Duduk Tasyahud Akhir, Tawaruk atau Iftirasy?

Mungkin kartun 2 orang dan teks yang menyatakan 'Posisi Duduk Tasyahud Awal Posisi Duduk Tasyahud Akhir'

Oleh Ustadz Abdullah Al-Jirani, Pengasuh Pengajian Fiqih Mazhab Syifi’i, Tinggal di Sukoharjo

RumahBaca.id – Dalam mazhab Syafi’i, duduk pada tasyahud akhir dengan cara tawaruk secara mutlak, baik di dalam shalat yang memiliki dua tasyahud (awal dan akhir) seperti shalat Isya’, Dzuhur, Ashar, dan Maghrib, ataupun yang hanya memiliki satu tasyahud (akhir) seperti shalat Subuh. Adapun duduk iftirasy, dilakukan pada tasyahud awal saja.
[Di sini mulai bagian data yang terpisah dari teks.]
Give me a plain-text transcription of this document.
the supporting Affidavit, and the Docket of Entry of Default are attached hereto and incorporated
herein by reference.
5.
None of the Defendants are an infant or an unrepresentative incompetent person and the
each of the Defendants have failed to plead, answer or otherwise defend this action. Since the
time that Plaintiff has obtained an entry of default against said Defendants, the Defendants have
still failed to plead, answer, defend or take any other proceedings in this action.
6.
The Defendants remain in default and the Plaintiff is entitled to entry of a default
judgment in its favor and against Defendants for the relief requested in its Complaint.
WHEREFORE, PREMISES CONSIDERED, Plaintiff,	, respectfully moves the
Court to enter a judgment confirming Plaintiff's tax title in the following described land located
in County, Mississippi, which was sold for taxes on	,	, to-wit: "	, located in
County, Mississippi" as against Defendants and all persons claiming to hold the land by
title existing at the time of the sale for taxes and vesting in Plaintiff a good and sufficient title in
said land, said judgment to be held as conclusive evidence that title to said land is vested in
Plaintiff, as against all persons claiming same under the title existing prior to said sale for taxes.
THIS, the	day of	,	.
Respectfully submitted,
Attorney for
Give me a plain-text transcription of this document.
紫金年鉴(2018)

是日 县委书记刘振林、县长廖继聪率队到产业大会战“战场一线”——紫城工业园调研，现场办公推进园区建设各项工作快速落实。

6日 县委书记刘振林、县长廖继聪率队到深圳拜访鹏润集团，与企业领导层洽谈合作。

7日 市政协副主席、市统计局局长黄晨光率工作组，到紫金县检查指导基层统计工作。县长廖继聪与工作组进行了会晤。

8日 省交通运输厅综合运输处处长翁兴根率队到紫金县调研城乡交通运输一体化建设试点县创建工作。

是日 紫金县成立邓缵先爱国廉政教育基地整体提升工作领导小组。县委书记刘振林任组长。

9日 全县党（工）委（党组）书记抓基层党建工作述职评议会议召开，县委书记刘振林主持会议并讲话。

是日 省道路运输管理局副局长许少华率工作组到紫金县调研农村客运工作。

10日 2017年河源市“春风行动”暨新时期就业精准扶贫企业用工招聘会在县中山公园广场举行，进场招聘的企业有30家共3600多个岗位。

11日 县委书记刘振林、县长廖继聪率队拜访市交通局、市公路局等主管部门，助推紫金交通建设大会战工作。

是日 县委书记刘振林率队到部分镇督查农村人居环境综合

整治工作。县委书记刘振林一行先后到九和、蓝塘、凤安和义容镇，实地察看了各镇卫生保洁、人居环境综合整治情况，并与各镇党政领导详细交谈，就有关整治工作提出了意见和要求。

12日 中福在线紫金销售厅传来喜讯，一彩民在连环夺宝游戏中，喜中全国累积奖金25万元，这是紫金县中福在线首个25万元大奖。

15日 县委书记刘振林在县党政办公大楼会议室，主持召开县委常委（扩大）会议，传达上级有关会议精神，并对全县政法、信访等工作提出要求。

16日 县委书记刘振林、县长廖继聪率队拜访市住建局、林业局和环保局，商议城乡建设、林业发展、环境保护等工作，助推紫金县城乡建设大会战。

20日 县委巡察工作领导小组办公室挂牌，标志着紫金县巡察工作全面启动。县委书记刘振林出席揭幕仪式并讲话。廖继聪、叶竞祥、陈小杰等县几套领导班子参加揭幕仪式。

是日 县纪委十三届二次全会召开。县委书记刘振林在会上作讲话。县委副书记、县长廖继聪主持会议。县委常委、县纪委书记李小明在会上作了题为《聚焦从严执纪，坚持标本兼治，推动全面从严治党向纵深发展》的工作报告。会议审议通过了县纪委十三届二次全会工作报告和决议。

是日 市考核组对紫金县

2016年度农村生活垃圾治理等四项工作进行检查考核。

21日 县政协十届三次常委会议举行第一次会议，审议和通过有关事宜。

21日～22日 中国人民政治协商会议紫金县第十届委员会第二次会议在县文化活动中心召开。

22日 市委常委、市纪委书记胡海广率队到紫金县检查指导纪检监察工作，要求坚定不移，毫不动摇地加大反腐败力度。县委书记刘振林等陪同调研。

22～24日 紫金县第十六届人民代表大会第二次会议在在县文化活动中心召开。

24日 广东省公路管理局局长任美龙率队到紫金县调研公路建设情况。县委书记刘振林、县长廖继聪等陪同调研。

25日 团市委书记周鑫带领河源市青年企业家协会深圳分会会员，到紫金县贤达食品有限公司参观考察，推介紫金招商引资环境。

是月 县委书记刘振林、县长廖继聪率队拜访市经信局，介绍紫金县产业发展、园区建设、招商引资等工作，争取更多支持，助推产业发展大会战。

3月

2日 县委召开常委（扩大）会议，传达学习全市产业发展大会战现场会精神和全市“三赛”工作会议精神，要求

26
Duduk tawaruk adalah tata cara duduk di mana kaki kiri dimasukkan di bawah kaki kanan, sedangkan pantat menyentuh lantai, dan talapak kaki kanan ditegakkan. Adapun duduk iftirasy, kaki kiri diletakkan dibawah pantat (diduduki), lalu telapak kaki kanan ditegakkan.(lihat gambar terlampir)
Dalilnya, apa yang diriwayatkan oleh Abu Humaid As-Saidi ra beliau berkata:

وَإِذَا جَلَسَ فِي الرَّكْعَةِ الآخِرَةِ قَدَّمَ رِجْلَهُ اليُسْرَى، وَنَصَبَ الأُخْرَى وَقَعَدَ عَلَى مَقْعَدَتِهِ

Artinya, “Dan jika beliau (Rasulullah shallallahu ‘alaihi wa sallam) duduk pada rakaat terakhir, maka beliau memasukkan kaki kirinya (di bawah kaki kananya), menegakkan kaki kanannya, dan duduk di atas tempat duduknya (maksudnya ; di lantai).”(HR. Al-Bukhari: 828).

Adapun pada tasyahud awal, maka beliau duduk iftirasy. Hal ini ditunjukkan dengan ucapan Abu Humadi As-Saidi ra:

فَإِذَا جَلَسَ فِي الرَّكْعَتَيْنِ جَلَسَ عَلَى رِجْلِهِ اليُسْرَى، وَنَصَبَ اليُمْنَى

Artinya, “Apabila duduk pada rakaat kedua (maksudnya ; tasyahud awal), beliau duduk di atas kakinya yang kiri dan menegakkan kakinya yang kanan.”
Hadits ini menunjukkan terjadinya perubahan tatacara duduk saat tasyahhud awal dan tasyahud akhir, sebagai pembeda antara rekaat terakhir dan yang sebelumnya. Penyebutan dua sifat duduk pada dua tempat yang berbeda, semakin menegaskan adanya maksud untuk menjelaskan perbedaan tersebut.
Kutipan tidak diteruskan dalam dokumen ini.